AI helps hospitals automate medical coding (ICD‑10, CPT), detect billing errors before claims submission, predict insurance claim denials, and automate prior authorizations.
Financial impact: Faster reimbursement, fewer denied claims, and improved revenue capture. Hospitals historically lose 3–5% of revenue due to billing errors and denials.
2. Labor Cost Management
Labor represents 50–60% of hospital operating expenses.
AI can analyze historical data to predict patient census trends, staffing needs, overtime risk, and agency nurse utilization.
Financial impact: Reduced overtime costs, improved staffing efficiency, and better labor budget control.
3. Financial Forecasting and Strategic Planning
AI predictive models analyze patient volume trends, service line profitability, regional demographics, and payer mix changes.
Hospitals use these insights to forecast revenue, identify profitable service lines, and guide expansion decisions.

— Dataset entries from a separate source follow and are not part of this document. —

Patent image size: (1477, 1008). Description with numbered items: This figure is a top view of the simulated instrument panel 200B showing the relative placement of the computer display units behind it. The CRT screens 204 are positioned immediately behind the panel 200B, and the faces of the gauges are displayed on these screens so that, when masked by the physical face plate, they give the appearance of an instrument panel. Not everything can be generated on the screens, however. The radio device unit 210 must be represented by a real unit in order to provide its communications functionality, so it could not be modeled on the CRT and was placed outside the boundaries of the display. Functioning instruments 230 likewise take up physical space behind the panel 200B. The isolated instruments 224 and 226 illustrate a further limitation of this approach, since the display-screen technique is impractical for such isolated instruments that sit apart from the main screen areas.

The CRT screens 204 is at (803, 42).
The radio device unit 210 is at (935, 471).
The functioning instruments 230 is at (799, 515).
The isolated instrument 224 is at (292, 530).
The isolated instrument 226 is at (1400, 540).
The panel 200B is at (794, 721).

4. Supply Chain and Cost Management
Hospitals spend millions annually on medical supplies, implants, and pharmaceuticals.
AI systems help predict supply demand, reduce waste and expired inventory, and identify pricing variations among vendors.

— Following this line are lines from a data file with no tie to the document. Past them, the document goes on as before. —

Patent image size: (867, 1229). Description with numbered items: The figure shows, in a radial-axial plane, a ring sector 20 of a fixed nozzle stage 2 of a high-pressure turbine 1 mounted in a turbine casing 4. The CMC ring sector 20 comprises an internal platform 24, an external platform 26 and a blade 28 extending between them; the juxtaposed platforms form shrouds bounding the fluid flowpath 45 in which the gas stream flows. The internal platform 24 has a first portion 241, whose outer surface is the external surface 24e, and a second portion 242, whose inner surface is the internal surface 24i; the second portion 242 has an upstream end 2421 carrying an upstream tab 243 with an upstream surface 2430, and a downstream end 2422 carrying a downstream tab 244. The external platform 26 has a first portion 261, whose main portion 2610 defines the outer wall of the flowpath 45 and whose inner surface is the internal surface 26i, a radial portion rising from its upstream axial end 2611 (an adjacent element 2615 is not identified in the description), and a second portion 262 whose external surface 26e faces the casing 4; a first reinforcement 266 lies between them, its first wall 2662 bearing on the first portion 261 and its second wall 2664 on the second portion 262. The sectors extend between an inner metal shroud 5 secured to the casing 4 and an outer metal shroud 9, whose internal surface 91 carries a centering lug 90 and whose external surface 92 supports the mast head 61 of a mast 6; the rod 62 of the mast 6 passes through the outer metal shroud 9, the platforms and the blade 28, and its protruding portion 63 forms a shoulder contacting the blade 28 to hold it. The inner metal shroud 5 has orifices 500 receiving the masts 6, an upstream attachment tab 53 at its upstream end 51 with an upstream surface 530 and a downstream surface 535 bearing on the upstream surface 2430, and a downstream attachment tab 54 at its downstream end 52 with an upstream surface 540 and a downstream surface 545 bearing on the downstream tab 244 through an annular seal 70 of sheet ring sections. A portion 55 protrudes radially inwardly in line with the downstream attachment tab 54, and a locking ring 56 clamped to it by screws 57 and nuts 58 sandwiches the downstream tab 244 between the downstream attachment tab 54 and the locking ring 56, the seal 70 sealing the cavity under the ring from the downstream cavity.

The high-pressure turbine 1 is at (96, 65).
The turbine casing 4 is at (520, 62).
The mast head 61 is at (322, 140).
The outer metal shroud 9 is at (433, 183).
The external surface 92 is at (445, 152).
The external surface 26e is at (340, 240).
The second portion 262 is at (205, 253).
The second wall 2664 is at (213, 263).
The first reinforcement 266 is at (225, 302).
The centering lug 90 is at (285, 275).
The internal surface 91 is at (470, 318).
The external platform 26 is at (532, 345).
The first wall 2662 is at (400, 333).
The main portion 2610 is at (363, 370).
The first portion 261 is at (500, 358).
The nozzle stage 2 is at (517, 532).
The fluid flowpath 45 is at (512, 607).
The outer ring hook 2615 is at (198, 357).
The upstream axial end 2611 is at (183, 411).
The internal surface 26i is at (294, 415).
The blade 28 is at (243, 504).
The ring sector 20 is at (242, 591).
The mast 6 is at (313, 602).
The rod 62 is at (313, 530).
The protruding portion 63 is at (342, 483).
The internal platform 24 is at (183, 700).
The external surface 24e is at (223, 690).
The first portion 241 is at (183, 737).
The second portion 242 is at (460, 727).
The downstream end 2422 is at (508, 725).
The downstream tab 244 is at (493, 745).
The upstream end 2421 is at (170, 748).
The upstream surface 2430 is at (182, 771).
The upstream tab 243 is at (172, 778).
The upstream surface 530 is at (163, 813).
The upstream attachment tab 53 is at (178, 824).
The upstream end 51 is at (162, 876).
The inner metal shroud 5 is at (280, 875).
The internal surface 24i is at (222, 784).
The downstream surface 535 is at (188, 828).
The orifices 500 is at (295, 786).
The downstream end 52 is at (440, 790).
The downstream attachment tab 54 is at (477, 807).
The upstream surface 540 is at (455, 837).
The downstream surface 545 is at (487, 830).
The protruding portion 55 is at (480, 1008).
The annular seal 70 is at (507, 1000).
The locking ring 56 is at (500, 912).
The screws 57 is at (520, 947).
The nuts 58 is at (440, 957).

Financial impact: Lower supply costs, improved purchasing decisions, and stronger contract negotiations.
5. Clinical Outcomes That Affect Reimbursement (Value-based Purchasing)
AI clinical decision support tools help detect sepsis risk, readmission risk, and length‑of‑stay issues. Improved outcomes can increase hospital revenue under value‑based payment models.
Key Risks and Challenges
High implementation cost: AI systems require significant IT investment.

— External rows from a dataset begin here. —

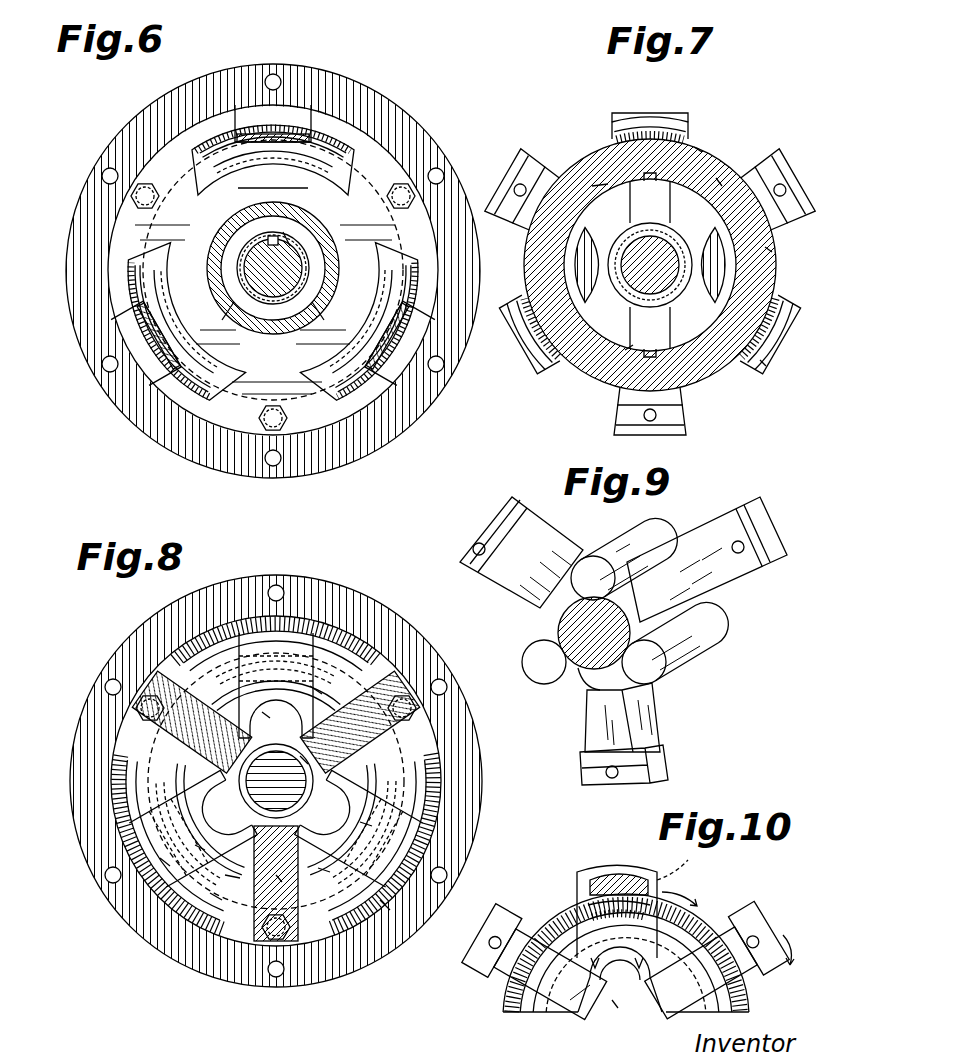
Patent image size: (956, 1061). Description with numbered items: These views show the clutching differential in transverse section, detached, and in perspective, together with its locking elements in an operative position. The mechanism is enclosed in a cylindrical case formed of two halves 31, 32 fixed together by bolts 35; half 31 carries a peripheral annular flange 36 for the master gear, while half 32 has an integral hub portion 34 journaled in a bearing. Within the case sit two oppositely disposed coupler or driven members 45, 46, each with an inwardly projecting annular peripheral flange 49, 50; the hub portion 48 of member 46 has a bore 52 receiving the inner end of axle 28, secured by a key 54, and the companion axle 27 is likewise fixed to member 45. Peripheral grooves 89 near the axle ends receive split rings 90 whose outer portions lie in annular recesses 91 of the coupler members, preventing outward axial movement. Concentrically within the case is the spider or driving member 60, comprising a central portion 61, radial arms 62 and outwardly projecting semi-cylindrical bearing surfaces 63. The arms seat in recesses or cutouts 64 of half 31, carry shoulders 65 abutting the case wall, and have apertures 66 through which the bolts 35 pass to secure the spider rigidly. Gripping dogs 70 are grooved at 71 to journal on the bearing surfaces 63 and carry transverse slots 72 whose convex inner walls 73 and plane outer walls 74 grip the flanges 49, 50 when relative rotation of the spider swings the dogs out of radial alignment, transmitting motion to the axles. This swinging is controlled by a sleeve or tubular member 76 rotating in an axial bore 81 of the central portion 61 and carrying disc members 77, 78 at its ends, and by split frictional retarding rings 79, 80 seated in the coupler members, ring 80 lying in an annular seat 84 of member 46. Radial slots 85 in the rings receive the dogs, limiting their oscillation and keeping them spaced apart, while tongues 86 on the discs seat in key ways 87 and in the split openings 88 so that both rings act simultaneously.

In FIG. 8, the rear axle or shaft 27 is at (276, 781).
In FIG. 6, the rear axle or shaft 28 is at (254, 249).
In FIG. 7, the rear axle or shaft 28 is at (650, 265).
In FIG. 6, the half of the differential case 31 is at (292, 104).
In FIG. 8, the half of the differential case 31 is at (128, 757).
In FIG. 6, the half of the differential case 32 is at (236, 406).
In FIG. 6, the hub portion 34 is at (242, 308).
In FIG. 6, the bolts 35 is at (408, 188).
In FIG. 8, the bolts 35 is at (406, 704).
In FIG. 6, the peripheral annular flange 36 is at (385, 128).
In FIG. 8, the peripheral annular flange 36 is at (223, 597).
In FIG. 8, the coupler or driven member 45 is at (147, 799).
In FIG. 10, the coupler or driven member 45 is at (552, 1014).
In FIG. 6, the coupler or driven member 46 is at (390, 377).
In FIG. 7, the coupler or driven member 46 is at (716, 152).
In FIG. 6, the hub portion 48 is at (271, 317).
In FIG. 8, the annular peripheral flange 49 is at (216, 898).
In FIG. 10, the annular peripheral flange 49 is at (512, 1003).
In FIG. 7, the annular peripheral flange 50 is at (583, 380).
In FIG. 6, the bore 52 is at (300, 251).
In FIG. 6, the key 54 is at (225, 262).
In FIG. 9, the spider or driving member 60 is at (614, 640).
In FIG. 10, the spider or driving member 60 is at (581, 1016).
In FIG. 9, the central portion 61 is at (574, 611).
In FIG. 10, the central portion 61 is at (645, 1008).
In FIG. 7, the radial arms 62 is at (514, 206).
In FIG. 8, the radial arms 62 is at (160, 694).
In FIG. 9, the radial arms 62 is at (614, 640).
In FIG. 10, the radial arms 62 is at (622, 942).
In FIG. 7, the semi-cylindrical bearing surfaces 63 is at (588, 298).
In FIG. 8, the semi-cylindrical bearing surfaces 63 is at (271, 703).
In FIG. 9, the semi-cylindrical bearing surfaces 63 is at (630, 550).
In FIG. 10, the semi-cylindrical bearing surfaces 63 is at (622, 1013).
In FIG. 8, the recesses or cutouts 64 is at (168, 672).
In FIG. 7, the shoulders 65 is at (538, 178).
In FIG. 9, the shoulders 65 is at (533, 510).
In FIG. 10, the shoulders 65 is at (507, 918).
In FIG. 7, the apertures 66 is at (776, 191).
In FIG. 9, the apertures 66 is at (474, 544).
In FIG. 10, the apertures 66 is at (492, 937).
In FIG. 6, the gripping dogs 70 is at (256, 133).
In FIG. 7, the gripping dogs 70 is at (641, 113).
In FIG. 8, the gripping dogs 70 is at (283, 636).
In FIG. 10, the gripping dogs 70 is at (636, 862).
In FIG. 7, the recess or groove 71 is at (720, 178).
In FIG. 8, the recess or groove 71 is at (287, 835).
In FIG. 6, the transverse slots 72 is at (318, 140).
In FIG. 7, the transverse slots 72 is at (668, 149).
In FIG. 10, the transverse slots 72 is at (660, 888).
In FIG. 6, the inner walls 73 is at (211, 322).
In FIG. 10, the inner walls 73 is at (619, 894).
In FIG. 6, the outer walls 74 is at (246, 140).
In FIG. 7, the outer walls 74 is at (662, 132).
In FIG. 8, the outer walls 74 is at (164, 862).
In FIG. 10, the outer walls 74 is at (640, 880).
In FIG. 8, the sleeve or tubular member 76 is at (269, 818).
In FIG. 10, the sleeve or tubular member 76 is at (598, 1012).
In FIG. 10, the disc member 77 is at (676, 1014).
In FIG. 7, the disc member 78 is at (650, 244).
In FIG. 8, the split frictional retarding ring 79 is at (386, 906).
In FIG. 10, the split frictional retarding ring 79 is at (533, 1016).
In FIG. 7, the split frictional retarding ring 80 is at (708, 300).
In FIG. 8, the bore 81 is at (306, 762).
In FIG. 9, the bore 81 is at (580, 672).
In FIG. 10, the bore 81 is at (623, 983).
In FIG. 7, the annular seat 84 is at (600, 185).
In FIG. 8, the annular seat 84 is at (239, 887).
In FIG. 10, the annular seat 84 is at (598, 985).
In FIG. 7, the radial slots or recesses 85 is at (772, 252).
In FIG. 8, the radial slots or recesses 85 is at (234, 705).
In FIG. 10, the radial slots or recesses 85 is at (590, 960).
In FIG. 7, the tongues 86 is at (650, 176).
In FIG. 8, the tongues 86 is at (276, 809).
In FIG. 10, the tongues 86 is at (630, 958).
In FIG. 7, the grooves or key ways 87 is at (633, 352).
In FIG. 8, the grooves or key ways 87 is at (328, 880).
In FIG. 7, the openings 88 is at (698, 147).
In FIG. 8, the openings 88 is at (318, 691).
In FIG. 10, the openings 88 is at (621, 904).
In FIG. 6, the peripheral grooves 89 is at (273, 270).
In FIG. 6, the split rings 90 is at (286, 240).
In FIG. 7, the split rings 90 is at (650, 328).
In FIG. 6, the annular recesses 91 is at (262, 190).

Data quality issues: Poor data can lead to inaccurate predictions.
Ethical and regulatory concerns: AI decisions affecting billing may face scrutiny.
Workforce impact: Automation may change administrative roles.
Key Takeaways for Healthcare Leaders
AI is becoming a strategic financial tool for hospitals. Successful healthcare organizations are using AI to improve revenue cycle performance, reduce administrative costs, enhance financial forecasting, and improve clinical outcomes tied to reimbursement.
After completing the reading assignment, answer the following two questions in a minimum of 250 words per question. Cite a minimum of one reference to support your answer for each question. The reference may be a peer-reviewed journal article or a publication of a reputable source such as the American Hospital Association, American College of Healthcare Executives, or American Organization of Nurse Leaders. The source may not be from a vendor website.
Reply to a minimum of two members of your group in a minimum of 150 words per reply.
#1. Artificial Intelligence (AI) is being used in a number of ways to improve efficiency and reduce costs in healthcare. How is AI being used to improve the efficiency of the revenue cycle in hospitals and other healthcare organizations and how will an efficient revenue cycle impact the overall financial health of the organization?
Reminder: The revenue cycle is the comprehensive, end-to-end financial process of tracking, managing, and collecting patient service revenue, from the initial appointment scheduling to final payment. The revenue cycle includes coding, insurance verification, and billing—to ensure timely, accurate reimbursement and improve financial performance .
#2. Select one of the following areas: Labor cost management, financial forecasting, strategic planning, supply chain management, or value-based purchasing?
How is AI being used in the area you selected to improve efficiency and or reduce costs? What are the risks and challenges organizations face when implementing AI is the area selected?
Reply to a minimum of two members of your group. Responses should be a minimum of 150 words.
Here are the requirements to earn a complete on this assignment:
Adhere to word count (250 minimum for initial response and 150 minimum for replies to group members)
Post an initial response to the discussion board and reply to a minimum of two group members.
Cite a minimum of one peer-reviewed article ore reputable source for each of your initial responses using APA format.